Creio que para um bom aproveitamento, deve ser de no mínimo 3 semanas. Idealmente, de um mês.

Número de estagiários que podem estagiar simultaneamente

Depende se houver ou não outros estudantes (graduação inclusive). Mais do que dois estagiários por mês prejudicará o andamento das atividades.
Condições de hospedagem dos residentes

Há albergue confortável oferecido pelo município perto do local das unidades, na própria zona rural entre Gramado e Nova Petrópolis (Fica dentro da área de uma escola). Neste local há refeições gratuitas em tempo de cursos que utilizam a mesma estrutura. Os quartos são com banheiro. Há uma TV em sala comum e estacionamento não coberto. Eventuais gastos em refeições podem ocorrer em épocas em que não houver cursos, pois a cozinha fecha. As vagas são mais facilmente reservadas no primeiro semestre, quando o movimento do albergue é baixo. Deve-se verificar com antecedência a disponibilidade de vagas.

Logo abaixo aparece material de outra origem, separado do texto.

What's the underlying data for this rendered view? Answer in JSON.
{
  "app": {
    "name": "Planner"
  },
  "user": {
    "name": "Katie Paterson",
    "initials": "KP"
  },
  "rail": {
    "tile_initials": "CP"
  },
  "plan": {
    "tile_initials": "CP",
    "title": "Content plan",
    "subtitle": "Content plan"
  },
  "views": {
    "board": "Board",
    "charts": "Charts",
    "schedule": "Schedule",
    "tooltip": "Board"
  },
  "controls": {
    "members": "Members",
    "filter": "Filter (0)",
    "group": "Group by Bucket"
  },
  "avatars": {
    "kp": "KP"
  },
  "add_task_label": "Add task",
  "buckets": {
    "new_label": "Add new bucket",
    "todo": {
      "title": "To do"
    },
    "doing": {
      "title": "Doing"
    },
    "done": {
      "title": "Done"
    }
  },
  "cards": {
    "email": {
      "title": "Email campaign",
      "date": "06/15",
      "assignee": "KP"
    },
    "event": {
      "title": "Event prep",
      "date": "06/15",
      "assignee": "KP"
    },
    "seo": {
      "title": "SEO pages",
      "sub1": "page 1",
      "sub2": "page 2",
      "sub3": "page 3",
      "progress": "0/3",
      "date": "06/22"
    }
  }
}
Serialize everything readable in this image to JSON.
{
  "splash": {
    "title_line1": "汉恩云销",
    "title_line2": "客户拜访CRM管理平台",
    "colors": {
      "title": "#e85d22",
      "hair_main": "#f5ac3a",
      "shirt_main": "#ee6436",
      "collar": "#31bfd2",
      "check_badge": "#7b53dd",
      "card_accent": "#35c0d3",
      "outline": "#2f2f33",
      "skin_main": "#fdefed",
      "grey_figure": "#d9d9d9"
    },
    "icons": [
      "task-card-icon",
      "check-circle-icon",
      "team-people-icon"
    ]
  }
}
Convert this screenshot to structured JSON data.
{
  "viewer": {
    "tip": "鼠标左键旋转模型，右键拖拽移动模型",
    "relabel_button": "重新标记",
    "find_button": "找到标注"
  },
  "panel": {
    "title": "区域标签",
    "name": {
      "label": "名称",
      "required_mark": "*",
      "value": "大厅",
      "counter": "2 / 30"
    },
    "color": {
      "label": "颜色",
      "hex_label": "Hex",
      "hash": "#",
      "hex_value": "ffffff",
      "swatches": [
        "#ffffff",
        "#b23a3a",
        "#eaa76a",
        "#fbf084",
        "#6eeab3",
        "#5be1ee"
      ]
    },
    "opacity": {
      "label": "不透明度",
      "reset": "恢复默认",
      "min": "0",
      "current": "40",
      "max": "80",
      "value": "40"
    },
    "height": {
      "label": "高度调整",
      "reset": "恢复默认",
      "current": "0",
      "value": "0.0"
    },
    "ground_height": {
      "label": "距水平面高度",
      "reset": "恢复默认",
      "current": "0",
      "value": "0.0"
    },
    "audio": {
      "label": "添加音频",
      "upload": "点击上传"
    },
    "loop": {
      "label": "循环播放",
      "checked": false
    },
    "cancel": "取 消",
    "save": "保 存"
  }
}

Alguns estagiários optaram por alugar quarto na cidade durante o tempo de estágio.

2 comentários:

Pablo Stürmer disse...

Bom, o que dizer depois dessa descrição completa do excelente estágio em Nova Petrópolis, incluindo as atividades e contexto?

Acho que só falta acrescentar a excepcional qualidade de vida experimentada no local, potencializando nosso trabalho em dois sentidos.
Primeiro, ficamos menos à mercê das doenças sociais quando ter saúde não inclui lutar desesperadamente por um prato de comida.
Depois, temos mais energia para o trabalho quando não dispendemos horas em engarrafamentos estressantes ou na correria para resolver coisas que só existem para sobreviver a correria (o ciclo vicioso já citado).
Posso dizer que foi o mês em que tive mais turnos de atendimento em toda a residência, mas meu descanso de espírito fez com que eu voltasse a Porto Alegre como se estivesse chegando de férias.
Meus sinceros elogios ao Leonardo e a todos que me receberam com muita hospitalidade na serra.
Manteremos diálogo por aqui.

Pablo (o fotógrafo, hehehe).

Leonardo Vieira Targa disse...

Obrigado pelo depoimento, Pablo.
Foi muito bom trabalhar contigo e tuas observações são tão boas quanto as fotografias :)!